Yes. Look at the Hpc documentation released with GHC 6.8.1.
Hpc has a new badge, in the footsteps of the Cabal, QuickCheck and Catch badges.
Feel free to use it to promote the quality of your Haskell application or library, provided you actually use Hpc as part of your quality control process. Xmonad is a great example of Hpc usage, where Hpc is used to assess the quality of the QuickCheck tests.
You can copy it by right-clicking the picture, and the badge should link to http://www.haskell.org/hpc.
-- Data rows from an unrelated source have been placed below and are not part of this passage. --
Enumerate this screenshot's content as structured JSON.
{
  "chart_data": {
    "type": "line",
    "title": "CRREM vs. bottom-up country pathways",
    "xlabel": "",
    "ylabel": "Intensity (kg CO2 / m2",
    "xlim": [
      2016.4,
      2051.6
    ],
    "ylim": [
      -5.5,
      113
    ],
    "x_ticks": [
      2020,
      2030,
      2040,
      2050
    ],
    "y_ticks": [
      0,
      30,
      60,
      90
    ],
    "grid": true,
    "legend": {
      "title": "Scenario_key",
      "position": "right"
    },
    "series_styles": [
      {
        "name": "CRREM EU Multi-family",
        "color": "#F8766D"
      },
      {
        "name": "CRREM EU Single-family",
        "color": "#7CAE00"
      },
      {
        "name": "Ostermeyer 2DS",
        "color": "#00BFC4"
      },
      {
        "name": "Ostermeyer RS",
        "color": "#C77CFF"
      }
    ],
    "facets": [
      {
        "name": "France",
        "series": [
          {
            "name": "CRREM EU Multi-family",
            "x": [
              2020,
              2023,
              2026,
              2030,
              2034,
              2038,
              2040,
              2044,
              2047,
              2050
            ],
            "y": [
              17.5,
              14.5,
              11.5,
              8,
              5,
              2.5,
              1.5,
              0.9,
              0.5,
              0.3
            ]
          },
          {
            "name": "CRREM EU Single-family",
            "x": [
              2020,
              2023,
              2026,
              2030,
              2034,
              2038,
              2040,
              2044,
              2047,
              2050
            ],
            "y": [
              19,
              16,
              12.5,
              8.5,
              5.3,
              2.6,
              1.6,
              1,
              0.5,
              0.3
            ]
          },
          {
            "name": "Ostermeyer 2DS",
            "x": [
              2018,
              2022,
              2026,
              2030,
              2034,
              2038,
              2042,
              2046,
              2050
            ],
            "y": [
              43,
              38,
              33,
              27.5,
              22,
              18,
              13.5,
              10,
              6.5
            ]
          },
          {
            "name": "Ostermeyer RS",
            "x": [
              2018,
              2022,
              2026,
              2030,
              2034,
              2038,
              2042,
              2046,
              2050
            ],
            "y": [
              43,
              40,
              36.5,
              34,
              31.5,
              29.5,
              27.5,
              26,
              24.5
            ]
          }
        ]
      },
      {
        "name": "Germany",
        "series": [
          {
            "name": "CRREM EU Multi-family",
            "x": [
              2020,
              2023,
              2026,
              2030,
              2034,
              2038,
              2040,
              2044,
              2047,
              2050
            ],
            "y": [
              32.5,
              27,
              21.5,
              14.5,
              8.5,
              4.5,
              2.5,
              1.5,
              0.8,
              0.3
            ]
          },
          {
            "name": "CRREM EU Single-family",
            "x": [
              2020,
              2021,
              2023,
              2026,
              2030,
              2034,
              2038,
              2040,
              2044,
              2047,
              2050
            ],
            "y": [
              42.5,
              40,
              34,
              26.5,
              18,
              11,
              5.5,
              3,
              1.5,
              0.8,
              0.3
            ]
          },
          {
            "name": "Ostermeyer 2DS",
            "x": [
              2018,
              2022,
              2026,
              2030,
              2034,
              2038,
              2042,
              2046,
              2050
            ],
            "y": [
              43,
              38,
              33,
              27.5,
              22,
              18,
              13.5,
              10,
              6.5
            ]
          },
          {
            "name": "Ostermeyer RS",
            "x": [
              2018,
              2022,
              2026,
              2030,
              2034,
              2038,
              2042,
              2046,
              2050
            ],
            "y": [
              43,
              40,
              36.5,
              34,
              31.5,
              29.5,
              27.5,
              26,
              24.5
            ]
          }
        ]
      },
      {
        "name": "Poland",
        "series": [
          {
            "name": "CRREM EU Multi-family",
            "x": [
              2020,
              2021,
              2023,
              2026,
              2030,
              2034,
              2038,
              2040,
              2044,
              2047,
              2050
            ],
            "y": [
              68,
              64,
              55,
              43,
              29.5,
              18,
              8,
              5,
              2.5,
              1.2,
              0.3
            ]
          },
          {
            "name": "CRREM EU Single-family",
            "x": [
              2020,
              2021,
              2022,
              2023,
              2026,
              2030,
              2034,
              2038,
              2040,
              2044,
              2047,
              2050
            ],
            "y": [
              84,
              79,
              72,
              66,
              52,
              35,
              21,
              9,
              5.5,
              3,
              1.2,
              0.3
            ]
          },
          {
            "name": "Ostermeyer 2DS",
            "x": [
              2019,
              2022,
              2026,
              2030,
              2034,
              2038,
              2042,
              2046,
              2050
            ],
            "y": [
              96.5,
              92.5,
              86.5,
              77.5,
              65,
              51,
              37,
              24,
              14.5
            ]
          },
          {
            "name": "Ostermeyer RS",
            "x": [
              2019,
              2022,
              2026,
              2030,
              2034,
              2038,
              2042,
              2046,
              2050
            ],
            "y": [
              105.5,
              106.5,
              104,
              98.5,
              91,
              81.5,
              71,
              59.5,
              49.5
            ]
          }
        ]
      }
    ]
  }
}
Thank you to Dana Herz from galois for creating it.
ghc-6.8.1 is out!
The tools provided with Hpc are
| Commands: | |
| help | Display help for hpc or a single command |
|---|---|
| Reporting Coverage: | |
| report | Output textual report about program coverage |
| markup | Markup Haskell source with program coverage |
| Processing Coverage files: | |
| sum | Sum multiple .tix files in a single .tix file |
| combine | Combine two .tix files in a single .tix file |
| map | Map a function over a single .tix file |
| Coverage Overlays: | |
| overlay | Generate a .tix file from an overlay file |
| draft | Generate draft overlay that provides 100% coverage |
| Others: | |
| show | Show .tix file in readable, verbose format |
| version | Display version for hpc |
use hpc help <command> to see more details.